Coordinates: 33°56′56″S 120°07′26″E
Mean maximum temperature: 27.7C
Mean minimum temperature: 15.5C
Annual rainfall: 502mm
Hopetoun is a coastal town on the shores of Mary Ann Haven in the Shire of Ravensthorpe and is a popular holiday destination for families, campers and anglers. The town takes its name after the 7th Earl of Hopetoun and first Governor General of Australia, John Hope and sits 590km south-east of Perth and 341km north-east of Albany with a population of approximately 600.
As early as the 1820s whalers and sealers from Van Diemen's Land, who hunted in the Southern Ocean, knew of the shelter which the Hopetoun area offered. The first known European settlers to the region were the Dunn brothers, who in the 1860s spent three years clearing scrub and building sheep yards.
Traditionally, the Wudjari people roamed the area around Hopetoun and reminders of their presence remain in the names of local landmarks. Following the retaliatory spearing of John Dunn in 1880, many Wudjari were massacred, while a significant number left the area never to return.
Hopetoun attracted many itinerant Europeans after James Dunn discovered gold and copper at the Phillips River Goldfields near Ravensthorpe in 1898. Prospective miners would sail from Albany or Esperance to Hopetoun before being transported by road to Ravensthorpe. The townsite was gazetted on February 9, 1901 and mainly serviced the Phillips River Mining District. Later in the same year a jetty was built to service what was becoming a busy port for the gold mining industry. However this activity was shortlived and the port closed in 1936. A Hopetoun to Ravensthorpe branch line of the Western Australian Government Railways also existed until 1925.
Geologists regularly visit Hopetoun to study its rocks, which are packed with important data pertaining to the period when Australia was joined to Antarctica.
The town is also well known as a retirement centre and holiday destination for people from the state's Goldfields region and is an ideal stopping-off point for visitors exploring the Fitzgerald River National Park. Some of the town's electricity is generated by a wind-diesel system, consisting of two 600 kilowatt wind turbines and two low-load diesel generators.
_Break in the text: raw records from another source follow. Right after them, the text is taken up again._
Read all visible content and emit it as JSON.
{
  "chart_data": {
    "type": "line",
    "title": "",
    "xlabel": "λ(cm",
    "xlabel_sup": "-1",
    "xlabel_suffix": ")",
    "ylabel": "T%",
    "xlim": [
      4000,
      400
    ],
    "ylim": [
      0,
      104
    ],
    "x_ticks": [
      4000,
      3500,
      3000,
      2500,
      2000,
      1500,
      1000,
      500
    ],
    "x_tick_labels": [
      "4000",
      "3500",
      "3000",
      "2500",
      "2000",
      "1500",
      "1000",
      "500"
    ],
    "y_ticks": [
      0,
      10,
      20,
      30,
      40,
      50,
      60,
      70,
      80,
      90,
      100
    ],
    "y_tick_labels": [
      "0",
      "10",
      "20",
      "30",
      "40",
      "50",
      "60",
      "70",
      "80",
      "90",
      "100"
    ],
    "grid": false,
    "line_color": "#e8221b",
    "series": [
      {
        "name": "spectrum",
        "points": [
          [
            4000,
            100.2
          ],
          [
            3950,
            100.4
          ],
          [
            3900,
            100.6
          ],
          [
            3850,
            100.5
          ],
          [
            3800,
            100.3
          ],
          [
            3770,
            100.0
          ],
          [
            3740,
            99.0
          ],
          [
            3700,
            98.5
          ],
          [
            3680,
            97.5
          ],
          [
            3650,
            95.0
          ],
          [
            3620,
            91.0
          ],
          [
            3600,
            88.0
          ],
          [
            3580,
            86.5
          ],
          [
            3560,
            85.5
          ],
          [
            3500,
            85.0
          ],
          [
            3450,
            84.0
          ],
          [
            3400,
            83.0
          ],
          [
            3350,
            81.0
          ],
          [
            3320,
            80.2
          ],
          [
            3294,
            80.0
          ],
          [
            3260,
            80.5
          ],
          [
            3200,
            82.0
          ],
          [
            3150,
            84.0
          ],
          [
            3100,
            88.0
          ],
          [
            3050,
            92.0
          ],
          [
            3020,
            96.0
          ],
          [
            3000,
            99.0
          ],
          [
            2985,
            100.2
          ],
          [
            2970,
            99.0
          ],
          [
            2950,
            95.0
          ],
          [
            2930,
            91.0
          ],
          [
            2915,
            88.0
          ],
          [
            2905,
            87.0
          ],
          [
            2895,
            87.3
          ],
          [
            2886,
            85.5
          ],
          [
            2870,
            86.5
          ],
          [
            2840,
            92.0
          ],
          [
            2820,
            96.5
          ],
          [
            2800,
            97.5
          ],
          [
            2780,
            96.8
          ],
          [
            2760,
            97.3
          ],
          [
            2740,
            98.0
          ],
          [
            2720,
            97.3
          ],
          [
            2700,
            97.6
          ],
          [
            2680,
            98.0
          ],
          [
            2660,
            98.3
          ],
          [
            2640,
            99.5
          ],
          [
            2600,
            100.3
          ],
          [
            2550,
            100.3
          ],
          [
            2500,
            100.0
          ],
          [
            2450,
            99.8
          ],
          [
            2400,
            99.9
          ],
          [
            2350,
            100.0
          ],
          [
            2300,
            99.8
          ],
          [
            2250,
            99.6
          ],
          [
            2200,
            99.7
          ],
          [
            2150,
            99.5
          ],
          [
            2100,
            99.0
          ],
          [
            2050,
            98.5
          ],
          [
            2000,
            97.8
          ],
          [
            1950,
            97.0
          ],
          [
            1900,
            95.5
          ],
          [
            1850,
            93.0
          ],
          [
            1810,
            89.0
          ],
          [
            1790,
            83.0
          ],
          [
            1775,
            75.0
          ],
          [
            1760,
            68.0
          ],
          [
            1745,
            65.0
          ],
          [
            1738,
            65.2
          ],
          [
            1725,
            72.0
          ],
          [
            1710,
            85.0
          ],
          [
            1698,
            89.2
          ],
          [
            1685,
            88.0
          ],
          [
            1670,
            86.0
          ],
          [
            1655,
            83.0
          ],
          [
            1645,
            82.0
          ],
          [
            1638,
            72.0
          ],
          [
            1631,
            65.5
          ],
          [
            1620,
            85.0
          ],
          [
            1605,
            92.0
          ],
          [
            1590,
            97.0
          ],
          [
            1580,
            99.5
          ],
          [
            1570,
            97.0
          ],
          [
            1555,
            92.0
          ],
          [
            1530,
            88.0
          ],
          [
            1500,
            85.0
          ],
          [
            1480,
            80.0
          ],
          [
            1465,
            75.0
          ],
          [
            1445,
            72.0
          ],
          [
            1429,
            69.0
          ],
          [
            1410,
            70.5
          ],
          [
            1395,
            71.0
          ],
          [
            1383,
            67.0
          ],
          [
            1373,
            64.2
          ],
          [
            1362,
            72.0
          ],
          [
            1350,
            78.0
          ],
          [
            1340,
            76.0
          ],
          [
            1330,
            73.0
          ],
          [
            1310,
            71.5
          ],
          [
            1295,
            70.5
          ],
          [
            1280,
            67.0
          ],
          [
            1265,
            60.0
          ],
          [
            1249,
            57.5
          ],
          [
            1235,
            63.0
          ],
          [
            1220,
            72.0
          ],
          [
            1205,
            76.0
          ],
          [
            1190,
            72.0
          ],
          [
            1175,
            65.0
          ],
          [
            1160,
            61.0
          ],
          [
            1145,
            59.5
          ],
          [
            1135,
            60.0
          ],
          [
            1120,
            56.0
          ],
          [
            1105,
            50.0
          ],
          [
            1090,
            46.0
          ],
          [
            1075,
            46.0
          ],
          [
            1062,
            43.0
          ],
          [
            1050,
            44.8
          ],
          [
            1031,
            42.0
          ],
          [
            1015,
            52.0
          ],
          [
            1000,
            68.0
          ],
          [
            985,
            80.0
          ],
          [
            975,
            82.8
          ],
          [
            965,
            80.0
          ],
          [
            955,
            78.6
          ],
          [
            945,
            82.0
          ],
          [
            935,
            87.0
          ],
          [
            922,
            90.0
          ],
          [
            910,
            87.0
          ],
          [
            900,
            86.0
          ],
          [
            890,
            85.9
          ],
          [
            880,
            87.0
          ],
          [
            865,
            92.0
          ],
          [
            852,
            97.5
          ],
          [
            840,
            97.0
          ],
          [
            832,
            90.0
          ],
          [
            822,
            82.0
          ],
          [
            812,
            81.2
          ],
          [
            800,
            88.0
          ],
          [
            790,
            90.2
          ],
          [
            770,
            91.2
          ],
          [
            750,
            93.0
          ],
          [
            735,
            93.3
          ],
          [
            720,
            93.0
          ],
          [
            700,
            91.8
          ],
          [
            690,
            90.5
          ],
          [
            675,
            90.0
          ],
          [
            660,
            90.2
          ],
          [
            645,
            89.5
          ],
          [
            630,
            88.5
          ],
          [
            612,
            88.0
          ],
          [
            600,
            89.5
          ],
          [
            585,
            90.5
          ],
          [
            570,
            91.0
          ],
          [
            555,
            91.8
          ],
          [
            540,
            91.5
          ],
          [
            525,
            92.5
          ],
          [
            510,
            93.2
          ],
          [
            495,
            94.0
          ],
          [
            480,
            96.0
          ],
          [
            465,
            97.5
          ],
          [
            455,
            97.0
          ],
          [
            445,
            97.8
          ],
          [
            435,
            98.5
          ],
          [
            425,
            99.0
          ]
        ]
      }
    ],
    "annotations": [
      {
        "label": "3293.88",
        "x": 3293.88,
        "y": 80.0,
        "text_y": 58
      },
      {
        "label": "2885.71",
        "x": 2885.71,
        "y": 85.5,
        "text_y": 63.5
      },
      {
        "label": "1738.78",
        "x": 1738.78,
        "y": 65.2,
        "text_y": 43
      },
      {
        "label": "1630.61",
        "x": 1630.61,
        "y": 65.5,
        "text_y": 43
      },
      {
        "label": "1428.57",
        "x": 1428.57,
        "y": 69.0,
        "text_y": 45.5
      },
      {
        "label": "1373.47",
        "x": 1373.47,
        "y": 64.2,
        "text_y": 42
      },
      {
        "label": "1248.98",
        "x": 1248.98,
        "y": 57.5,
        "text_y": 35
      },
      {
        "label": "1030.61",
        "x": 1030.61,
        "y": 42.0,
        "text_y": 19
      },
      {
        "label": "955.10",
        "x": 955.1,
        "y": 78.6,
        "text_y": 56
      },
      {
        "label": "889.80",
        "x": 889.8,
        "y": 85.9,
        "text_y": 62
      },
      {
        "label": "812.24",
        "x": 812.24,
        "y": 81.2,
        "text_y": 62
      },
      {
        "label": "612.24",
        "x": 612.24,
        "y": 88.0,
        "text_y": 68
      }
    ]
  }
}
The town suffered a setback in 2009, when Australian mining giant BHP announced the closure of its nearby Ravensthorpe Nickel Mine, which had only opened the year before.
The Global Financial Crisis and the fall in demand for stainless steel, forced the mine to close its doors and as a result a large portion of the town's population left to seek employment elsewhere. However in 2010, the Ravensthorpe nickel operation was bought by Canadian First Quantum Minerals for US$340 million. The company expects the project's average annual production of nickel to be about 39,000 tonnes for the first five years after recommencement of operations and an average annual production of 28,000 tonnes of nickel over the mine’s expected life of 32 years.